Rivus Pharmaceuticals Begins Dosing First Patients In AMPLIFY Phase 2 Trial For HU6, Its Promising Oral MASH Therapy

Rivus Pharmaceuticals Inc., a clinical-stage biopharmaceutical company focused on advancing cardiometabolic health, announced that the first patients have been dosed in the AMPLIFY Phase 2 clinical trial evaluating HU6, its investigational oral therapy being developed as a potential best-in-class treatment for MASH.

According to Jorge Bartolome, Chief Executive Officer of Rivus Pharmaceuticals, dosing the first patients represents an important step in the clinical development of HU6. He noted that the AMPLIFY study builds on encouraging results from the earlier M-ACCEL trial, which demonstrated strong liver-focused effects, meaningful reductions in liver fat, fat-selective weight loss, and preservation of muscle mass. With top-line AMPLIFY data expected in mid-2027, the company is preparing for HU6’s late-stage development and potential future commercialization.

The AMPLIFY Phase 2 trial is a randomized, double-blind, placebo-controlled study designed to evaluate HU6 in adults diagnosed with F2/F3 MASH (metabolic dysfunction-associated steatohepatitis). The study plans to enroll up to 180 participants who will be assigned in a 2:1:2:1 ratio to receive HU6 at either 450 mg once daily or 300 mg twice daily, compared with placebo, over a treatment period of six months. The study aims to assess safety, drug exposure, and efficacy.

The primary objective of the trial is to measure the change in liver fat using MRI-PDFF and to determine the percentage of patients achieving more than a 30% reduction in liver fat after six months of treatment. Secondary objectives include evaluating changes in body composition and body weight, liver fibrosis markers, metabolic and inflammatory parameters, and pharmacodynamic outcomes. Participants will have the option to continue treatment in a six-month open-label extension. The trial is registered under ClinicalTrials.gov: NCT07491458.

The AMPLIFY study follows the positive results from the M-ACCEL Phase 2 trial, which were presented as a late-breaker oral presentation at the 2025 AASLD Liver Meeting. In that study, which included 228 patients over six months, HU6 demonstrated significant liver-centric effects, with the majority of patients experiencing reductions of more than 30% in liver fat. This level of improvement is clinically meaningful and closely associated with MASH resolution and improvements in liver fibrosis. The trial also showed fat-selective weight loss, preservation of skeletal muscle mass, and a favorable safety and tolerability profile, supporting HU6 as a promising long-term therapy option for individuals living with MASH.

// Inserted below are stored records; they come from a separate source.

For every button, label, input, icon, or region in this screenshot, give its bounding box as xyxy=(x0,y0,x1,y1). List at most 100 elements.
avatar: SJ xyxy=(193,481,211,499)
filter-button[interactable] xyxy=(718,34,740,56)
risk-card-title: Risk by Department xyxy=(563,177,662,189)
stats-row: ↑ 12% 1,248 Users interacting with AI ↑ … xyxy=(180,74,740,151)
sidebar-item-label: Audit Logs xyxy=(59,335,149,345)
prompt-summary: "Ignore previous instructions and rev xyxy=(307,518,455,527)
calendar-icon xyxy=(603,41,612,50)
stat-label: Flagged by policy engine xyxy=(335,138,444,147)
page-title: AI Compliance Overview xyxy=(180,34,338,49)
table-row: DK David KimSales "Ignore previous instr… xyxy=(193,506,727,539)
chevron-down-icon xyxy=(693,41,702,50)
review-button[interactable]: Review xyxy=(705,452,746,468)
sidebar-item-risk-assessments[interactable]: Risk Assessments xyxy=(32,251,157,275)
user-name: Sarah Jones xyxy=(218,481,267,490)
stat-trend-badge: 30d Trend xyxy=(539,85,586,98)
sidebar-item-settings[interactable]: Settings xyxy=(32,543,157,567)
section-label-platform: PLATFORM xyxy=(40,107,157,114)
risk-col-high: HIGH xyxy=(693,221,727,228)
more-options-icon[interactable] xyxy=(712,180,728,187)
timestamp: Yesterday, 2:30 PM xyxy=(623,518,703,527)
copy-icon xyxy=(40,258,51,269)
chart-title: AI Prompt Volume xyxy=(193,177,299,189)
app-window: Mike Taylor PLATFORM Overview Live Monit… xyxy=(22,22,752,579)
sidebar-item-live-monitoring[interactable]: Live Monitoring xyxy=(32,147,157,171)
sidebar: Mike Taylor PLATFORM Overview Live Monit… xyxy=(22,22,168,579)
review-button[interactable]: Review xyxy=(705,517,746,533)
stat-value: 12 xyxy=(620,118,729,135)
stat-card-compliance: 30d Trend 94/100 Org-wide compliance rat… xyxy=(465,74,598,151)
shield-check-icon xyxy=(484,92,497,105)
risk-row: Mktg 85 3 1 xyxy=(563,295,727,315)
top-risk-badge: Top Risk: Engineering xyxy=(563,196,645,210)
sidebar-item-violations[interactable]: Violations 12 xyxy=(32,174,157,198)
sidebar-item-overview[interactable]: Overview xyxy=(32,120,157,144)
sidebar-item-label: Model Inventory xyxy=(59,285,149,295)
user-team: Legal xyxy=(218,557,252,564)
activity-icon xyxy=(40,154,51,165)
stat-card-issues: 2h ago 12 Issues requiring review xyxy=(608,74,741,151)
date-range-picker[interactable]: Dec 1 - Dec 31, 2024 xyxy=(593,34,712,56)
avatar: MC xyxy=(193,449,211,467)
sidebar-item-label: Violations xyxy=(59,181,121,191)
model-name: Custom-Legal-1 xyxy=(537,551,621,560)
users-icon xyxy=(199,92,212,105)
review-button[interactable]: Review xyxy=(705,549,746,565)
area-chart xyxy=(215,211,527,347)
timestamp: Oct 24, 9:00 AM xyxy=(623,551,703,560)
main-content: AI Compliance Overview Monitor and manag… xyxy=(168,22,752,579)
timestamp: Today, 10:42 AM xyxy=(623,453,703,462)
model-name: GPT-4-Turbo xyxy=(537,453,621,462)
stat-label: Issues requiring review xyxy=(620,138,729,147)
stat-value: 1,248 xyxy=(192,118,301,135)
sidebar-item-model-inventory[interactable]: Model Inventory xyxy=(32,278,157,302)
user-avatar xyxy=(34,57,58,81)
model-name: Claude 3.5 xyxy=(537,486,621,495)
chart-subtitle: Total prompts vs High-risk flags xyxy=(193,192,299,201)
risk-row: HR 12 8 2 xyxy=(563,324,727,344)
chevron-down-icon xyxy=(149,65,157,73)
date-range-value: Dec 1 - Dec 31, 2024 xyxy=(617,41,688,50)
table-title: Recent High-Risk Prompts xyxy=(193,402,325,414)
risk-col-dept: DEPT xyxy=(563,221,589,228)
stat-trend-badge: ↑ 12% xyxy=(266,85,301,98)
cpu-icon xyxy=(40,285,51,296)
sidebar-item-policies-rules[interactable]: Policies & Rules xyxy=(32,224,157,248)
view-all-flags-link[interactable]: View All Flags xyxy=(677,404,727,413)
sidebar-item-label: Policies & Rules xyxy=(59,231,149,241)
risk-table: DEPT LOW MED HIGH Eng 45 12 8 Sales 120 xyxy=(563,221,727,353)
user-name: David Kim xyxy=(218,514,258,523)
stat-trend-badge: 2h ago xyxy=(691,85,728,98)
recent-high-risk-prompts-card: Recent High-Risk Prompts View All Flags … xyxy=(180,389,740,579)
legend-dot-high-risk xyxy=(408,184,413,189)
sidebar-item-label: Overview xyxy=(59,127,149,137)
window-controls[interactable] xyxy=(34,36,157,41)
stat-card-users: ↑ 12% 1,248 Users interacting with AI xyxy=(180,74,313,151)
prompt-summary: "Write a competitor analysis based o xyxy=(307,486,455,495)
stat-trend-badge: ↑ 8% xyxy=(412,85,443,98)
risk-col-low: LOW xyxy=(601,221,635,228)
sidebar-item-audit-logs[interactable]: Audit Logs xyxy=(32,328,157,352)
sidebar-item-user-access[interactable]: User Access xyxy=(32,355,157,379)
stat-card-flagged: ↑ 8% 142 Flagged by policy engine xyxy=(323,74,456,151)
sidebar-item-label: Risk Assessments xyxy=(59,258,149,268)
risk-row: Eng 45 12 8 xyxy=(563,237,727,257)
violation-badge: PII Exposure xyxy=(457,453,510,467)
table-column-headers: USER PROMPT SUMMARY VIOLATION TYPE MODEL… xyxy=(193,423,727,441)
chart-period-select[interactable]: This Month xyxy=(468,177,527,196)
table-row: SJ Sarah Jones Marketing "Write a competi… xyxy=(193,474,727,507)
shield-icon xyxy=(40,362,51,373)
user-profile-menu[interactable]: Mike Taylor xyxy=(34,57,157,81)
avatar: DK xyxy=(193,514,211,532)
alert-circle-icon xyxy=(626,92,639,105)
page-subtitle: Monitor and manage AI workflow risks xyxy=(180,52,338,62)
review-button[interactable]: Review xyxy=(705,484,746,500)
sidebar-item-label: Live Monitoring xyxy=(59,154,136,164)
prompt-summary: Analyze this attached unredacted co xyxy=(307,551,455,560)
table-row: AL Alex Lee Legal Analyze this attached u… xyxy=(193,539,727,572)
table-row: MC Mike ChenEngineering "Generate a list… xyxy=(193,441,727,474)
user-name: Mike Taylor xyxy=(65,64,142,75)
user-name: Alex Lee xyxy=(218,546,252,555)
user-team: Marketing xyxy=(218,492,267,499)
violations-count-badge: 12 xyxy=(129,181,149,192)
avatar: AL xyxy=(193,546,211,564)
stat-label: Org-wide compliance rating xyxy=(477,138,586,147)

MASH, formerly known as NASH, is a serious and chronic liver disease caused by the buildup of excess fat in the liver. This accumulation leads to inflammation and scarring, which can progress to cirrhosis, liver failure, hepatocellular carcinoma, and the need for liver transplantation. MASH is also closely linked to cardiovascular disease, which is the leading cause of death in affected patients, highlighting the strong relationship between liver health and overall cardiometabolic health. Despite affecting an estimated 5% of adults in the United States, MASH remains underdiagnosed and undertreated. As rates of metabolic diseases continue to rise globally, the health burden associated with MASH is expected to increase significantly.

HU6 is Rivus Pharmaceuticals’ lead investigational therapy and is being developed as a potential best-in-class oral treatment for MASH, a condition with limited therapeutic options and a significant unmet medical need. In previous Phase 2 trials, HU6 demonstrated strong liver-centric effects, fat-selective and muscle-preserving weight loss, and improvements in markers associated with cardiovascular risk. 

More than 500 patients have been treated with HU6 to date, and the therapy has continued to show a favorable safety and tolerability profile. Clinical results for HU6 have been published in leading medical journals, including The Lancet Gastroenterology & Hepatology and JAMA Cardiology, and have been presented at major scientific meetings such as the AASLD Liver Meeting.